Aragonès claims his project until 2025
In his brief speech before the full Parliament, lasting about five minutes, Aragonès insisted that they have “a lot of work to do this year until February 2025” and that they will do it “with the roles defined by this stage of ‘opportunities’ and with the aim of ‘well completing the work’ done since 2021. Regarding the appointment of the Councilor of the Presidency, Laura Vilagrà, as the new Vice-President of the Government, the President has stated that they must to the negotiation with the State “with all the recognition, also institutional, to strengthen the different mechanisms”. On the other hand, the head of the executive has emphasized that the appointment of Sergi Sabrià as vice-adviser for Strategy and Communication responds to the need to identify “the roles with the task they carry out”.
The opposition accuses Aragonés of thinking about the elections
Some arguments that the opposition has rejected, starting with the head of the opposition and first secretary of the PSC, Salvador Illa, who has criticized Pere Aragonès being in “electoral mood”, after the changes to the Government announced on Tuesday. “The elections are their priority”, he lamented, while stressing that the changes have been made with “what the candidate needs and not what the Prime Minister needs”. Likewise, he questioned the “stability” of the Government after three changes in three years of the legislature, and recalled that it remains with a minority of 33 deputies in Parliament. Finally, he assured that Catalonia “needs someone who thinks about Catalonia, not about the balance of the party of the president of the Generalitat”, and he added verbatim that the PSC will continue to build an alternative with understanding, an outstretched hand and a useful policy.
The president of the Junts parliamentary group, Albert Batet, who has played the role of a tug-of-war with the president during the control session, has described the changes as “party balances” and has made it clear that “they do not strengthen the institutions, because the respect and the prestige of the institutions is also not to use them in a partisan way with party interests”. For him, appointments such as that of Sergi Sabrià as vice councilor for Strategy and Communication have been agreed “thinking more about the campaign than the Government”. “What was needed was a fundamental change of course in his Government”, concluded Batet.
The electoral argument put forward by socialists and unionists to criticize the changes in Government has been repeated as the different parliamentary groups have appeared. This has also been done by the leader of the commons, Jéssica Albiach, who has demanded from Aragonès “a strong and solid government, and not a government that a year before is already thinking about the next elections” and, in this sense, has asked: ” Are the changes he has made for the good of the party or for the good of the country? Is the campaign committee being set up within the government?” “The last moves they have made lead us to think that because the changes, the only thing they do is to strengthen the Presidency and Communication”, he concluded.
The CUP asks for a turnaround with the Budgets
CUP MP Mar Ampurdanès has assured that the 2024 Budget project is Pere Aragonès’ “last chance” to make a pro-independence and left-wing turn to policies this term. “To do this count on us. To deploy the agenda of climate denialism and to hide the real problems under the carpet, they can agree with the PSC”, he concluded. Ampurdanès has defended independence as the tool to build “a republic at the service of the working people of the country, to guarantee the right to housing, to control the price of basic products and for water and electricity to be public resources to meet everyone’s needs.”

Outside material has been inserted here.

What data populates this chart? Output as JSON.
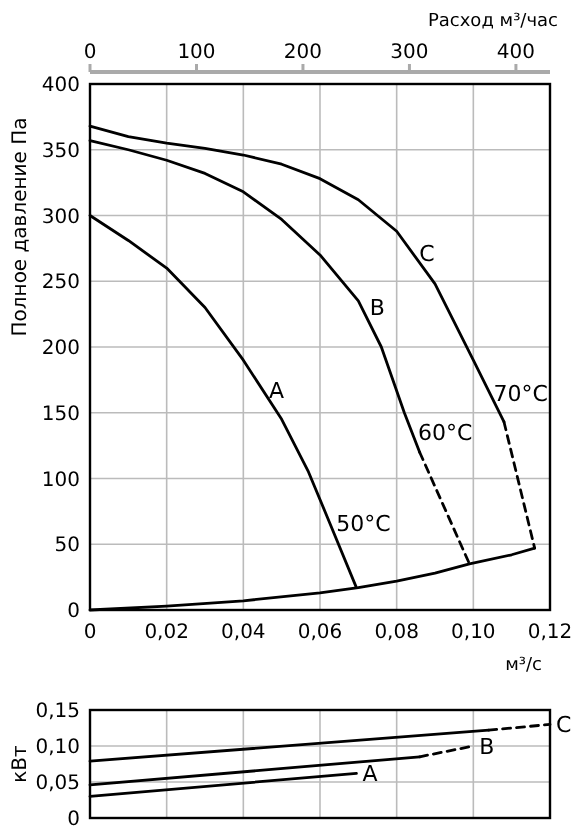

Finally, the leader of Ciutadans, Carlos Carrizosa, has also described the restructuring as “electoralist” and has asked himself: “What use is it, really, for the public that you change Mr. Sabrià from director of your office to vice-counselor?”. Lorena Roldan, on behalf of the PP, has shown her dissatisfaction with the changes in Government because she thought that Aragonès would call elections and save “a year of agony”.